Lower regulatory burden on manufacturing sector, CPPE tells FG

Onwubuke Melvin
Onwubuke Melvin

The Centre for the Promotion of Private Enterprise has encouraged the federal government to lessen the regulatory burden on the country’s manufacturing industry and investors.

CPPE’s Director, D.r Muda Yusuf, in a statement on Sunday, expressed the centre’s worry over the “growing incidents of regulatory irritations, distractions, and frustrations inflicted on the Nigerian manufacturing sector and other investors in the Nigerian economy,” according to The Punch.

Yusuf stated that many businesses have encountered “outrageous fines, penalties, and intimidation,” creating a hostile investment environment and that public declarations by various regulatory authorities have a negative influence on Businesses.

“Public pronouncements by some agencies had the unintended consequences of demarketing local brands, which is detrimental to the country’s aspiration to boost domestic production, grow investment, expand exports, earn foreign exchange, and create jobs,” the CPPE director said.

He noted that businesses were already dealing with exchange rate depreciation challenges, currency volatility, high energy costs, high electricity tariffs, high logistics costs, weak purchasing power, soaring inflation, high funding costs, high cargo clearance costs, and insecurity in parts of the country and did not need to worry about anything else.

“These are enough troubles for manufacturers and other investors in the economy,” the economist submitted.

It was reported in July that reported that the Minister of State for Petroleum Resources, Senator Heineken Lokpobiri, convened a high-level meeting with oil and gas stakeholders to resolve the then-publicised issues surrounding the implied demarketing of the Dangote Petroleum Refinery.

This was following a press briefing by the Nigerian Midstream and Downstream Petroleum Regulatory Authority Chief Executive, Farouk Ahmed, where the NMDPRA boss had described crude oil from the Dangote refinery as inferior to imported ones.

In August, the Manufacturers Association of Nigeria urged the Central Bank of Nigeria to settle $2.4 billion in foreign exchange forward contracts to avoid plunging the manufacturing sector into crisis.

MAN also released a statement urging the apex bank not to renege on its promises to deliver foreign exchange to manufacturers.

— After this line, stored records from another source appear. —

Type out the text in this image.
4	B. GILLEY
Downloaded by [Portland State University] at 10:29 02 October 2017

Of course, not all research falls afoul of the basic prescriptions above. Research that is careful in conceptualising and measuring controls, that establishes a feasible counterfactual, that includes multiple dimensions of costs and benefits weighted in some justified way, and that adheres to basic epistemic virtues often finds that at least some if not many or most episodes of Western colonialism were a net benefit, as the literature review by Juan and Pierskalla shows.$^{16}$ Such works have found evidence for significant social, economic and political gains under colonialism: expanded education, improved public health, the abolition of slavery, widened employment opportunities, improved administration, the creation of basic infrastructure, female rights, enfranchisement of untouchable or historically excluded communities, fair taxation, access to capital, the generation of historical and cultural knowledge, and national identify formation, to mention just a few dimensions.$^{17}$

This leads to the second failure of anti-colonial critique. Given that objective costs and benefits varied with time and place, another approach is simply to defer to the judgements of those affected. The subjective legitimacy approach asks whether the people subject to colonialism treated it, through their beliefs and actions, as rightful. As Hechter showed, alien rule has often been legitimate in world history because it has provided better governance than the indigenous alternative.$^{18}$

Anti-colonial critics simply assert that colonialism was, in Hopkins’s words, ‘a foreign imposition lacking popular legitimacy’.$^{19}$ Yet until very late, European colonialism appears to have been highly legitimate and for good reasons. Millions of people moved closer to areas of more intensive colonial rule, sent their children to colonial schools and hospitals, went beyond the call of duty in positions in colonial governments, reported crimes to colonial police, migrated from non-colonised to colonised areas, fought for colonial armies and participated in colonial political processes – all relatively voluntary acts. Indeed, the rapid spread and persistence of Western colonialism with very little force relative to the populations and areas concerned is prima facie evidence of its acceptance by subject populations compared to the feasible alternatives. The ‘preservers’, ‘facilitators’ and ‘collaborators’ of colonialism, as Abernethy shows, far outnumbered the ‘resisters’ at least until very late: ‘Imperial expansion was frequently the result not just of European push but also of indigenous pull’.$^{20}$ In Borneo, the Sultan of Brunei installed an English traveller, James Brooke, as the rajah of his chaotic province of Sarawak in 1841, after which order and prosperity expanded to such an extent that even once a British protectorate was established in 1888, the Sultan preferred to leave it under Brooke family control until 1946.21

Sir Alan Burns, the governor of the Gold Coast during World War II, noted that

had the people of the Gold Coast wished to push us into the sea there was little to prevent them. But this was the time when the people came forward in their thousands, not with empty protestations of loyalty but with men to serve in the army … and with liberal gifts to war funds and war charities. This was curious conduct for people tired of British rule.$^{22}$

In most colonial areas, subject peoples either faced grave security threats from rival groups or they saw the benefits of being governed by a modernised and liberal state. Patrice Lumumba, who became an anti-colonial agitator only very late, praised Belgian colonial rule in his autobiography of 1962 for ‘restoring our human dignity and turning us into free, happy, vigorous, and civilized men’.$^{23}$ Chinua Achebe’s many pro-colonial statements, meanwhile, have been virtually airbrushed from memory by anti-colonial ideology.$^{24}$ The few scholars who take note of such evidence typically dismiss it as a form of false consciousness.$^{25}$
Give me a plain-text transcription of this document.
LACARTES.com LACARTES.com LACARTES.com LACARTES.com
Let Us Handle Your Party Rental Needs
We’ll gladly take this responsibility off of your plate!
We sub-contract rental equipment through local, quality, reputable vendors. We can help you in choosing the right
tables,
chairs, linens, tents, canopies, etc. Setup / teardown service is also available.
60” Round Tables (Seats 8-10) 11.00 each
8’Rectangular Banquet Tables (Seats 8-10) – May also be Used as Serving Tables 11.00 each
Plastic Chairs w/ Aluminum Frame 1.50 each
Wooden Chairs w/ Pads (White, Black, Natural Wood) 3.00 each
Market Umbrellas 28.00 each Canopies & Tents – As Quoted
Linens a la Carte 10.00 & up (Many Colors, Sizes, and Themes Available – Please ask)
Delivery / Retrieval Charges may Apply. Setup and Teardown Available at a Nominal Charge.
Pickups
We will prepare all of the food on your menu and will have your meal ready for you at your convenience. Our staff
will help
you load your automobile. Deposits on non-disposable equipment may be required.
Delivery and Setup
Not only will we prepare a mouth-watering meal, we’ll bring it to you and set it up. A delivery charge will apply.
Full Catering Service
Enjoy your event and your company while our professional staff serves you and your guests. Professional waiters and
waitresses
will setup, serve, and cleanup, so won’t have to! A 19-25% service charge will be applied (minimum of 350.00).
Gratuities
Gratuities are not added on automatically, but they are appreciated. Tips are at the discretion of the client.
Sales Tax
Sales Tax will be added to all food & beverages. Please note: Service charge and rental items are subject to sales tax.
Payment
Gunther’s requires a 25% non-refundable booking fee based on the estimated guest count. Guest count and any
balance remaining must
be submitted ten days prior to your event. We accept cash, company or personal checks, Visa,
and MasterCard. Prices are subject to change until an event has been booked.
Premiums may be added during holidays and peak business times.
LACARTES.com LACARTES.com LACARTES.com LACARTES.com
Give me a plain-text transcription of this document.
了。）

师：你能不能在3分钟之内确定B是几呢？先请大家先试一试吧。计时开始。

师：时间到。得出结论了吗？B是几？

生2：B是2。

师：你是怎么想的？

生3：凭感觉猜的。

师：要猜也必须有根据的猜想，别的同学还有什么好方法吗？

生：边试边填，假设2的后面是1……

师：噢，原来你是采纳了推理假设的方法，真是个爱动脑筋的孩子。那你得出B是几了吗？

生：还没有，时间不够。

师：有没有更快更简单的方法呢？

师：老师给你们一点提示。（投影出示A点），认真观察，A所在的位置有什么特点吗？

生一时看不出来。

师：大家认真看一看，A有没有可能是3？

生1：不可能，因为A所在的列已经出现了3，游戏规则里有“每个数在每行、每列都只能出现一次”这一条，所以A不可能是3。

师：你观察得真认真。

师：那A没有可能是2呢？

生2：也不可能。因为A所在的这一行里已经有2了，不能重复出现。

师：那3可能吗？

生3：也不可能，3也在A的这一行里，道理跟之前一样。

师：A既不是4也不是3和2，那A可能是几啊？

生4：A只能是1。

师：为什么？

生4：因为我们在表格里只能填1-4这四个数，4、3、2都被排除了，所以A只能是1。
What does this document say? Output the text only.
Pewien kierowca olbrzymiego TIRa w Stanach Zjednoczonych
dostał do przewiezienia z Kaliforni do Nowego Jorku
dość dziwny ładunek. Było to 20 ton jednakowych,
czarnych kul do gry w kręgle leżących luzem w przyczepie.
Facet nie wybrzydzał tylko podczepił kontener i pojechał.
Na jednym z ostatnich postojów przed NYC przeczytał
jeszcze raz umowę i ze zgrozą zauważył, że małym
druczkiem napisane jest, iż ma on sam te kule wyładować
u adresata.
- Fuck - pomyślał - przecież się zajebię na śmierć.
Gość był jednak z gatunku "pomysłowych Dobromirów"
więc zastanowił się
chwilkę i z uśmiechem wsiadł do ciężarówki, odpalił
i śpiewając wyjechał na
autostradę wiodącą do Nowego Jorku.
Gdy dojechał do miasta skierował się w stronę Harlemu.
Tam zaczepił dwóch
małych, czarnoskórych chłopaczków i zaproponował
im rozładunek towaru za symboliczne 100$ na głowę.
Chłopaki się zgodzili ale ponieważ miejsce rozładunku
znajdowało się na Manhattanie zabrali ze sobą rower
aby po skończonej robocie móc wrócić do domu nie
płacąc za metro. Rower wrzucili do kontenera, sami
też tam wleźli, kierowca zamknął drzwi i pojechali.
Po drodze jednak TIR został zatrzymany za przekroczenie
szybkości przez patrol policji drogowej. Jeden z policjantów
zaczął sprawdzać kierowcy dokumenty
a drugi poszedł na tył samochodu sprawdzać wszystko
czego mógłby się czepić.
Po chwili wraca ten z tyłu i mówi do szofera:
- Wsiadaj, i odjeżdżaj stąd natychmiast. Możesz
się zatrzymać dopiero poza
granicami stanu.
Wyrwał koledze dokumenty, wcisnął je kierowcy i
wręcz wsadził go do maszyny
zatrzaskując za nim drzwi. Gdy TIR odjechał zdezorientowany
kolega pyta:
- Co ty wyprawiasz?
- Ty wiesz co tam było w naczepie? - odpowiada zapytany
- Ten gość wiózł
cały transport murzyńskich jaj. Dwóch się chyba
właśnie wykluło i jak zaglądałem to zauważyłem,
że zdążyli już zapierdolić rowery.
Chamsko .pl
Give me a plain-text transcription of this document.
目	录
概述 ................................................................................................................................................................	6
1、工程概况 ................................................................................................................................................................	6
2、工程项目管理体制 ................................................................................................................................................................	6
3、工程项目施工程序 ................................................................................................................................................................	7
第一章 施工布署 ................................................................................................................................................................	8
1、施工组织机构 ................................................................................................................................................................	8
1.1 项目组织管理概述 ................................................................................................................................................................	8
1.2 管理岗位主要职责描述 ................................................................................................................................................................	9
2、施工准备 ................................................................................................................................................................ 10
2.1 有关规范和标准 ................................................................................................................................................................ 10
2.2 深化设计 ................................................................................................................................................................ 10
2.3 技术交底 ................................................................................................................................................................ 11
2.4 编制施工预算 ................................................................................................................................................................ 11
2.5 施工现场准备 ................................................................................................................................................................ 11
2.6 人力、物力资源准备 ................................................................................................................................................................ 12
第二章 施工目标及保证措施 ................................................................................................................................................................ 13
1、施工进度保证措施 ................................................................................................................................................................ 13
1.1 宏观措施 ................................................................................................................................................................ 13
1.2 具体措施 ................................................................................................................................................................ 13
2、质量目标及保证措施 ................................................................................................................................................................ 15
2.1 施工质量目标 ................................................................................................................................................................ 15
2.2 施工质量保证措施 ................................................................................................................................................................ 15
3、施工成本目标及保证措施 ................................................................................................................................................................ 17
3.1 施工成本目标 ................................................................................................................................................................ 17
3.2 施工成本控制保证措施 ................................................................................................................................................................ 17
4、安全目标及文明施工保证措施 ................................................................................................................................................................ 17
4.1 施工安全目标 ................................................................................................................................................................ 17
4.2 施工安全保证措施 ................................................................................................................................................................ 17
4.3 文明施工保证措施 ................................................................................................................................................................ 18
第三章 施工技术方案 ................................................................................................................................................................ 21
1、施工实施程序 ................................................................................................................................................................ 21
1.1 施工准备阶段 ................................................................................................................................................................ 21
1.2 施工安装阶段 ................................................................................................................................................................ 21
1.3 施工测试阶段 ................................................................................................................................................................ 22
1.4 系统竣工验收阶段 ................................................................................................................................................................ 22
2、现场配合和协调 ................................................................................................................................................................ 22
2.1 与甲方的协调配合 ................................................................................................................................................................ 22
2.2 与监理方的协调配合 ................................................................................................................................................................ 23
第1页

However, on Sunday, Yusuf stated that public disputes between regulators and businessmen jeopardized the country’s efforts to increase domestic production, increase investment, expand exports, earn foreign exchange, and generate jobs.

Yusuf said, “Regulatory agencies should see investors as partners in the Nigerian project for the growth of the economy and not as objects from which to extract the financial value of all types.”

Meanwhile, an economist and former President of the Chartered Institute of Banking of Nigeria, Prof Segun Ajibola stated that dealing with regulatory authorities was a pain that came with restructuring or reforms.

Ajibola said that some businesses or groups were affected whenever government regulatory agencies pursued reforms as the status quo changed.

“Reforms shift paradigms,” the economist stated. “It may take away from you the authority you used to have; it may impact the kind of monopolistic tendencies you used to enjoy, it may question your authority and the way and manner you have been doing things, it may introduce new corporate governance practices; an average human being becomes edgy when these things happen,” he stated.

Ajibola noted that this should not deter government agencies from implementing reforms because the country cannot expect a different outcome by doing the same thing again and over.